Phase 2 study of carfilzomib, thalidomide, and dexamethasone as induction/consolidation therapy for newly diagnosed multiple myeloma

Abstract

This multicenter phase 2 study of the European Myeloma Network investigated the combination of carfilzomib, thalidomide, and dexamethasone (KTd) as induction/consolidation therapy for transplant-eligible patients with previously untreated multiple myeloma (N = 91). During KTd induction therapy, patients received 4 cycles of carfilzomib 20/27 mg/m(2) (n = 50), 20/36 mg/m(2) (n = 20), 20/45 mg/m(2) (n = 21), or 20/56 mg/m(2) (n = 20) on days 1, 2, 8, 9, 15, and 16 of a 28-day cycle; thalidomide 200 mg on days 1 to 28; and dexamethasone 20 mg on days 1, 2, 8, 9, 15, and 16. After autologous stem cell transplantation, patients proceeded to KTd consolidation therapy, where the target doses of carfilzomib were 27 mg/m(2), 36 mg/m(2), 45 mg/m(2), or 56 mg/m(2), respectively, and thalidomide 50 mg. Common grade 3/4 adverse events included respiratory (15%), gastrointestinal (12%), and skin disorders (10%); polyneuropathy was infrequent (1%). Complete response rates after induction and consolidation treatment were 25% and 63%, respectively; rates of very good partial response or better after induction and consolidation were 68% and 89%, respectively. At a median follow-up of 23 months, the 36-month progression-free survival rate was 72%. The KTd induction and consolidation regimens were active, safe, and well tolerated. This study was registered at http://www.trialregister.nl as #NTR2422.
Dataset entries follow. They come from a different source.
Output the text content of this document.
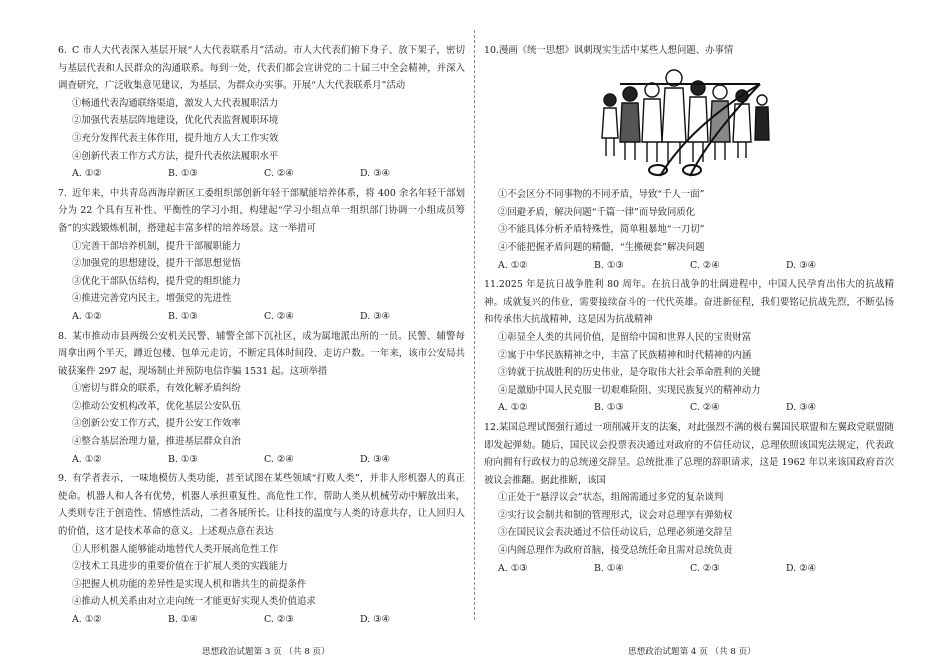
6. C 市人大代表深入基层开展“人大代表联系月”活动。市人大代表们俯下身子、放下架子，密切与基层代表和人民群众的沟通联系。每到一处，代表们都会宣讲党的二十届三中全会精神，并深入调查研究，广泛收集意见建议，为基层、为群众办实事。开展“人大代表联系月”活动

①畅通代表沟通联络渠道，激发人大代表履职活力

②加强代表基层阵地建设，优化代表监督履职环境

③充分发挥代表主体作用，提升地方人大工作实效

④创新代表工作方式方法，提升代表依法履职水平

A. ①②	B. ①③	C. ②④	D. ③④

7. 近年来，中共青岛西海岸新区工委组织部创新年轻干部赋能培养体系，将 400 余名年轻干部划分为 22 个具有互补性、平衡性的学习小组，构建起“学习小组点单一组织部门协调一小组成员筹备”的实践锻炼机制，搭建起丰富多样的培养场景。这一举措可

①完善干部培养机制，提升干部履职能力

②加强党的思想建设，提升干部思想觉悟

③优化干部队伍结构，提升党的组织能力

④推进完善党内民主，增强党的先进性

A. ①②	B. ①③	C. ②④	D. ③④

8. 某市推动市县两级公安机关民警、辅警全部下沉社区，成为属地派出所的一员。民警、辅警每周拿出两个半天，蹲近包楼、包单元走访，不断定具体时间段、走访户数。一年来，该市公安局共破获案件 297 起，现场制止并预防电信诈骗 1531 起。这项举措

①密切与群众的联系，有效化解矛盾纠纷

②推动公安机构改革，优化基层公安队伍

③创新公安工作方式，提升公安工作效率

④整合基层治理力量，推进基层群众自治

A. ①②	B. ①③	C. ②④	D. ③④

9. 有学者表示，一味地模仿人类功能，甚至试图在某些领域“打败人类”，并非人形机器人的真正使命。机器人和人各有优势，机器人承担重复性、高危性工作，帮助人类从机械劳动中解放出来，人类则专注于创造性、情感性活动，二者各展所长。让科技的温度与人类的诗意共存，让人回归人的价值，这才是技术革命的意义。上述观点意在表达

①人形机器人能够能动地替代人类开展高危性工作

②技术工具进步的重要价值在于扩展人类的实践能力

③把握人机功能的差异性是实现人机和谐共生的前提条件

④推动人机关系由对立走向统一才能更好实现人类价值追求

A. ①②	B. ①④	C. ②③	D. ③④

10.漫画《统一思想》讽刺现实生活中某些人想问题、办事情

①不会区分不同事物的不同矛盾，导致“千人一面”

②回避矛盾，解决问题“千篇一律”而导致同质化

③不能具体分析矛盾特殊性，简单粗暴地“一刀切”

④不能把握矛盾问题的精髓，“生搬硬套”解决问题

A. ①②	B. ①③	C. ②④	D. ③④

11.2025 年是抗日战争胜利 80 周年。在抗日战争的壮阔进程中，中国人民孕育出伟大的抗战精神。成就复兴的伟业，需要接续奋斗的一代代英雄。奋进新征程，我们要铭记抗战先烈，不断弘扬和传承伟大抗战精神，这是因为抗战精神

①彰显全人类的共同价值，是留给中国和世界人民的宝贵财富

②寓于中华民族精神之中，丰富了民族精神和时代精神的内涵

③铸就于抗战胜利的历史伟业，是夺取伟大社会革命胜利的关键

④是激励中国人民克服一切艰难险阻、实现民族复兴的精神动力

A. ①②	B. ①③	C. ②④	D. ③④

12.某国总理试图强行通过一项削减开支的法案，对此强烈不满的极右翼国民联盟和左翼政党联盟随即发起弹劾。随后，国民议会投票表决通过对政府的不信任动议，总理依照该国宪法规定，代表政府向拥有行政权力的总统递交辞呈。总统批准了总理的辞职请求，这是 1962 年以来该国政府首次被议会推翻。据此推断，该国

①正处于“悬浮议会”状态，组阁需通过多党的复杂谈判

②实行议会制共和制的管理形式，议会对总理享有弹劾权

③在国民议会表决通过不信任动议后，总理必须递交辞呈

④内阁总理作为政府首脑，接受总统任命且需对总统负责

A. ①③	B. ①④	C. ②③	D. ②④
思想政治试题第 3 页 （共 8 页）	思想政治试题第 4 页 （共 8 页）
© 2015 by The American Society of Hematology.

Figures

Figure 1

Dosing schedule and treatment schema. Patients received up to 4 cycles (28 days each) of KTd induction therapy before initiating SCH, HDM, and ASCT. Carfilzomib was administered IV over 2 to 10 minutes on days 1, 2, 8, 9, 15, and 16 at a starting dose of 20 mg/m2 for days 1 and 2 of cycle 1 and escalated to a target dose of 27 mg/m2 (cohort 1), 36 mg/m2 (cohort 2), 45 mg/m2 (cohort 3), or 56 mg/m2 (cohort 4, not shown) for days 8, 9, 15, and 16 of cycle 1 and days 1, 2, 8, 9, 15, and 16 of cycles 2 to 4. Thalidomide 200 mg was administered on days 1 to 28, and dexamethasone 20 mg was administered on days 1, 2, 8, 9, 15, and 16. SCH was performed using cyclophosphamide 2 to 4 g/m2 and granulocyte colony-stimulating factor according to institutional protocols. After ASCT, up to 4 cycles (28 days each) of consolidation therapy were initiated. The KTd consolidation regimen was similar to the induction regimen, except that the target doses of carfilzomib and thalidomide were 27 mg/m2 and 50 mg, respectively.

Figure 2

Patient disposition and flow through the study protocol. Cyclo, cyclophosphamide; G-CSF, granulocyte colony-stimulating factor; HD, high-dose; SC, stem cell.

Figure 3

PFS. Kaplan-Meier curve of PFS for all patients (A) and by risk group (B).